Sans aucun doute, ce fut un malheur. Le gouvernement d’alors était trop éclairé pour ne pas partager la plupart des opinions des économistes, mais la forme des institutions l’obligeait à ménager l’opinion publique, fortement représentée sur ce point par la majorité parlementaire. De même que, sous un pouvoir absolu, il n’y a aucun moyen d’échapper aux conséquences des fautes du pouvoir, de même, dans un pays libre, il n’y a d’autre recours contre les erreurs de l’opinion que l’opinion elle-même. Il ne faut pas d’ailleurs s’exagérer les résultats du système douanier, tel qu’il avait été légué par la restauration au gouvernement de juillet. Ce système, mauvais en soi, n’avait pas d’effets bien sensibles, au moins quant à l’agriculture, et son principal caractère était l’impuissance.

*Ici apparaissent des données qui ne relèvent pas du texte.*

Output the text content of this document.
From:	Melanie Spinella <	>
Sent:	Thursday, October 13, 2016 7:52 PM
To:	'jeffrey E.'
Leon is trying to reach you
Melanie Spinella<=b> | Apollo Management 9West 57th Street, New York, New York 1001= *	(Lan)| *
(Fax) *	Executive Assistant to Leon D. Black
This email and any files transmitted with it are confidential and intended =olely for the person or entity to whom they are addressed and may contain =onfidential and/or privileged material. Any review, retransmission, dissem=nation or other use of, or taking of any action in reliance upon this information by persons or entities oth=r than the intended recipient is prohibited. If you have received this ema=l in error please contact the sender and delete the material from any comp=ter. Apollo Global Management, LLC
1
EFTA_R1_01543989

Appliqué à un petit état, il eût certainement arrêté son développement ; avec un territoire comme le nôtre, dont l’immensité forme déjà un des plus grands marchés du monde, il gênait le progrès général sans le comprimer absolument, et si elle n’avançait pas tout à fait aussi vite qu’avec un marché plus grand encore, la prospérité publique ne cessait de s’accroître. On pouvait donc attendre, sans beaucoup d’inconvénient, que la lumière se fît.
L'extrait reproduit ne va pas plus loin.